Carta do Rio de Janeiro é divulgada
Encerrando o II Congresso do CNPG, Luciano Mattos e Jarbas Soares Júnior assinaram a “Carta do Rio de Janeiro”, com propostas de atuação resolutiva, eficiente e integrada entre todos os MPs do país, dividida em quatro enunciados: Sistema de Justiça digital: inteligência artificial, governança digital, proteção de dados e enfrentamento da criminalidade por meios informáticos; Estado de Direito Ecologicamente Sustentável, mudanças climáticas e gestão adequada de desastres socioambientais e litígios estruturais; Promoção integral dos direitos das vítimas; e Atuação perante as Cortes Superiores e fortalecimento da cultura de precedentes. A Carta foi lida aos presentes pela subprocuradora-geral de Justiça de Planejamento e Políticas Institucionais do MPRJ, Ediléa Cesario, e pela subprocuradora-geral de Justiça de Assuntos Cíveis e Institucionais do MPRJ, Ana Cristina Lesqueves.

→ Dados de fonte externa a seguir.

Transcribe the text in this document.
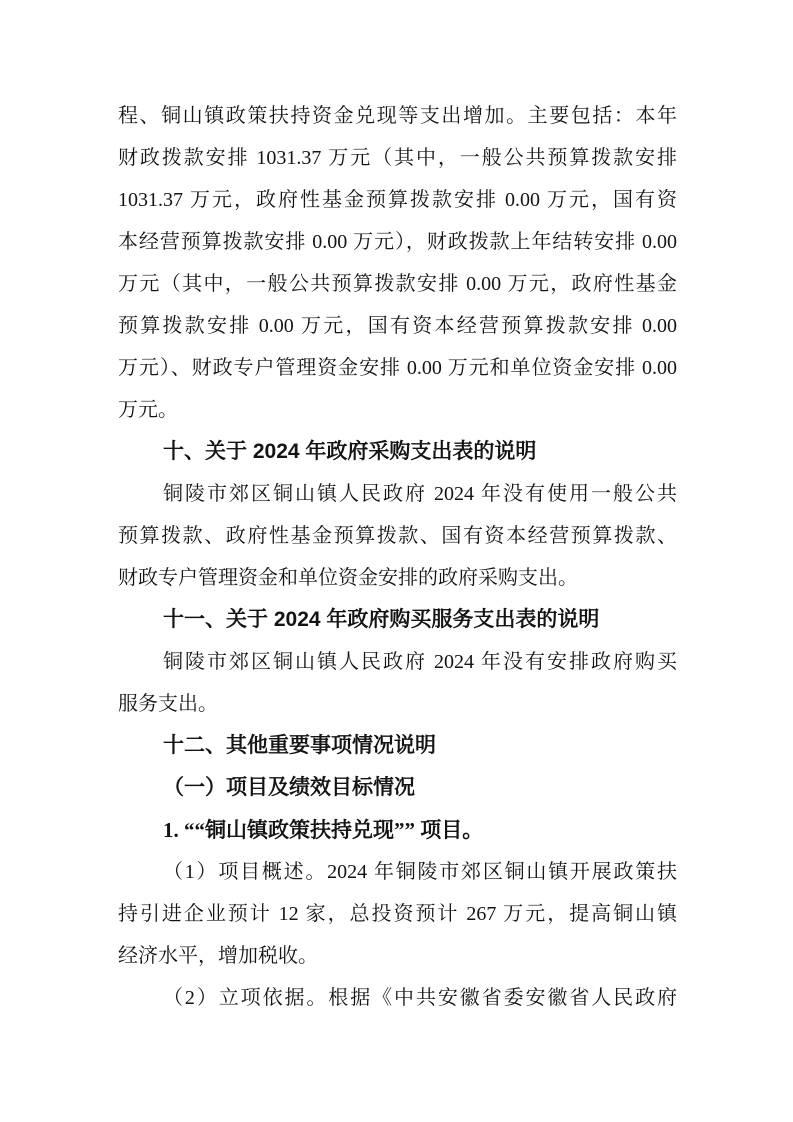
程、铜山镇政策扶持资金兑现等支出增加。主要包括：本年
财政拨款安排 1031.37 万元（其中，一般公共预算拨款安排
1031.37 万元，政府性基金预算拨款安排 0.00 万元，国有资
本经营预算拨款安排 0.00 万元），财政拨款上年结转安排 0.00
万元（其中，一般公共预算拨款安排 0.00 万元，政府性基金
预算拨款安排 0.00 万元，国有资本经营预算拨款安排 0.00
万元）、财政专户管理资金安排 0.00 万元和单位资金安排 0.00
万元。
十、关于 2024 年政府采购支出表的说明
铜陵市郊区铜山镇人民政府 2024 年没有使用一般公共
预算拨款、政府性基金预算拨款、国有资本经营预算拨款、
财政专户管理资金和单位资金安排的政府采购支出。
十一、关于 2024 年政府购买服务支出表的说明
铜陵市郊区铜山镇人民政府 2024 年没有安排政府购买
服务支出。
十二、其他重要事项情况说明
（一）项目及绩效目标情况
1. ““铜山镇政策扶持兑现”” 项目。
（1）项目概述。2024 年铜陵市郊区铜山镇开展政策扶
持引进企业预计 12 家，总投资预计 267 万元，提高铜山镇
经济水平，增加税收。
（2）立项依据。根据《中共安徽省委安徽省人民政府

“Gostaria de parabenizar o CNPG e o doutor Jarbas Soares Júnior que, nestes seis meses de gestão, tem se dedicado ao crescimento da instituição, trazendo toda a sua experiência como PGJ e como conselheiro do CNMP. O evento foi um sucesso e toda a dinâmica nestes dias de debates deram origem à Carta. Tivemos diversos debates em torno da unidade institucional e conclamamos a união do MP brasileiro em torno do mais importante na nossa atuação, que é a defesa dos interesses da sociedade”, afirmou Luciano Mattos.
O presidente do CNPG destacou a homenagem prestada a Marfan Martins Vieira durante o encontro. “Marfan sempre foi uma inspiração para todos nós e é uma honra para o CNPG chegarmos ao final de um Congresso em sua homenagem. O CNPG é uma pedra preciosa, órgão mais representativo do MP brasileiro, e um despertar para essa pedra são os nossos encontros. O MP pode produzir muito mais, pois temos gente preparada para todos os temas e isso foi demonstrado neste Congresso. E percebemos aqui, também, o reconhecimento enorme do trabalho que o MP tem feito. Nós participamos, na semana passada, do maior acordo da história moderna, em Mariana, trabalhando junto com o MPF. E temos um mundo de oportunidades como, por exemplo, na autocomposição de conflitos, para evoluir a nossa atuação”, afirmou em seu discurso de encerramento, Jarbas Soares Júnior.